Arkansas now has an official agency commissioned to do something about global warming on our small province of the planet, the Governor’s Commission on Global Warming. Gov. Beebe, who appointed 17 of the 21 members, had some hopeful things to say about it on its send-off.
But we all know, don’t we, that nothing much ever comes from these study commissions. This one will suggest some small energy-saving steps, talk about encouraging the development of clean-burning biofuels and renewable energy sources, and what else? Once finished, the report will take up a little shelf space in the state archives.
Could this commission be different? After all, the sponsor of the act creating the commission, the indefatigable idealist Rep. Kathy Webb, also will be on the commission, having been appointed by House Speaker Benny Petrus Jr. Webb gets things done and she may be able to get a workable consensus from the corporate bureaucrats and nonprofit representatives on the commission and then get the legislature to implement some of the solutions. We’d like to hope.
Arkansas is a tiny part of this rapidly heating planet and it can do no more than make a barely discernible reduction in the greenhouse gases that are heating the atmosphere and melting the polar icecaps. But it can do that, and it might set an example for others.

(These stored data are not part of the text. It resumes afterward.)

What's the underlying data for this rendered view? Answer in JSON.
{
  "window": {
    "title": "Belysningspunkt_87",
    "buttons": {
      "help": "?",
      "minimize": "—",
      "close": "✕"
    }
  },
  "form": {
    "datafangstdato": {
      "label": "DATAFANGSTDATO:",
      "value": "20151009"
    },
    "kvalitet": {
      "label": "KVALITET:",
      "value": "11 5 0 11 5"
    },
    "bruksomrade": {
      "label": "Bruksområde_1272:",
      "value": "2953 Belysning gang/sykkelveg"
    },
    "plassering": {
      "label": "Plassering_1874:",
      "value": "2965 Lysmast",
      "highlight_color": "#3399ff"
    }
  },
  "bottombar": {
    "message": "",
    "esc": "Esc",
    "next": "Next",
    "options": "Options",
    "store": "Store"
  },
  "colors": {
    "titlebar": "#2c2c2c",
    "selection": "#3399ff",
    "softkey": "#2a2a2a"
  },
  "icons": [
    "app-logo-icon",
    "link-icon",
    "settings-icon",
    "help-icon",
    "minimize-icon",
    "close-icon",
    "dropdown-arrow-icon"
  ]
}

The commission and Gov. Beebe could do one thing immediately that would contribute far more than anything else it is liable to do. They could intervene at the Public Service Commission and urge the commissioners not to grant a certificate for the construction of the big coal-fired generating plant in Hempstead County sought by Southwestern Electric Power Co.

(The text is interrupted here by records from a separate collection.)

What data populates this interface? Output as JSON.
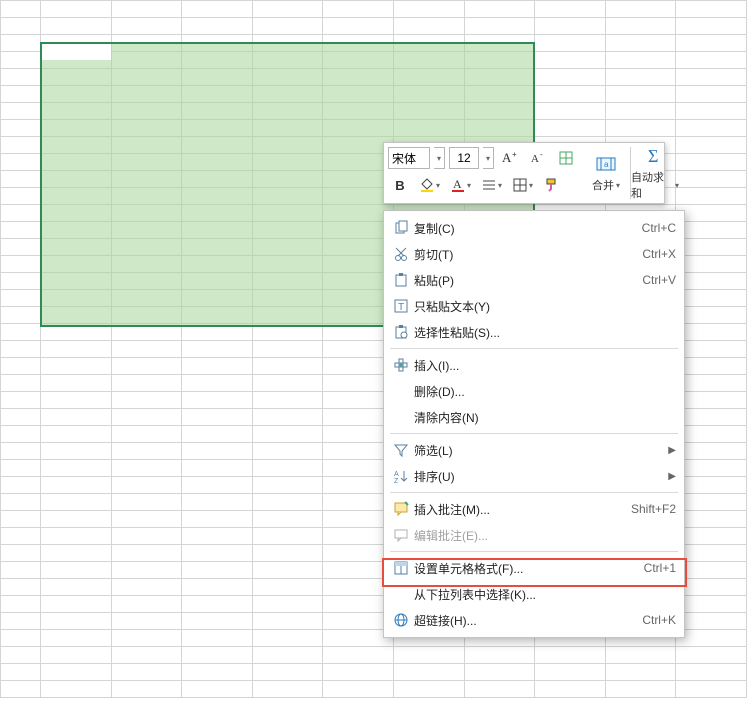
{
  "miniToolbar": {
    "fontName": "宋体",
    "fontSize": "12",
    "mergeLabel": "合并",
    "autosumLabel": "自动求和"
  },
  "contextMenu": {
    "items": [
      {
        "icon": "copy",
        "label": "复制(C)",
        "shortcut": "Ctrl+C"
      },
      {
        "icon": "cut",
        "label": "剪切(T)",
        "shortcut": "Ctrl+X"
      },
      {
        "icon": "paste",
        "label": "粘贴(P)",
        "shortcut": "Ctrl+V"
      },
      {
        "icon": "textonly",
        "label": "只粘贴文本(Y)",
        "shortcut": ""
      },
      {
        "icon": "special",
        "label": "选择性粘贴(S)...",
        "shortcut": ""
      },
      {
        "sep": true
      },
      {
        "icon": "insert",
        "label": "插入(I)...",
        "shortcut": ""
      },
      {
        "icon": "",
        "label": "删除(D)...",
        "shortcut": ""
      },
      {
        "icon": "",
        "label": "清除内容(N)",
        "shortcut": ""
      },
      {
        "sep": true
      },
      {
        "icon": "filter",
        "label": "筛选(L)",
        "shortcut": "",
        "submenu": true
      },
      {
        "icon": "sort",
        "label": "排序(U)",
        "shortcut": "",
        "submenu": true
      },
      {
        "sep": true
      },
      {
        "icon": "comment",
        "label": "插入批注(M)...",
        "shortcut": "Shift+F2"
      },
      {
        "icon": "editcomm",
        "label": "编辑批注(E)...",
        "shortcut": "",
        "disabled": true
      },
      {
        "sep": true
      },
      {
        "icon": "format",
        "label": "设置单元格格式(F)...",
        "shortcut": "Ctrl+1",
        "highlight": true
      },
      {
        "icon": "",
        "label": "从下拉列表中选择(K)...",
        "shortcut": ""
      },
      {
        "icon": "link",
        "label": "超链接(H)...",
        "shortcut": "Ctrl+K"
      }
    ]
  }
}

Once in operation, the plant will send more warming carbon dioxide into the air every year than all the automobiles and commercial machinery in Arkansas combined.
The environmental hearing looks almost exclusively at mercury, sulfur dioxide and other emissions that tend to have immediate and localized effect on the streams, forests and air.
It could jeopardize the verdant and pristine Grassy Lake region. But the carbon dioxide that the plant will produce rises into the atmosphere to affect the whole planet for hundreds of years. Arkansas’ existing three coal-burning plants pump nearly 30 million tons of CO2 into the atmosphere every year. That is enough from us.
Time may be too short for the new commission to intervene effectively (the PSC will make its decision this fall), but it would be an energizing start.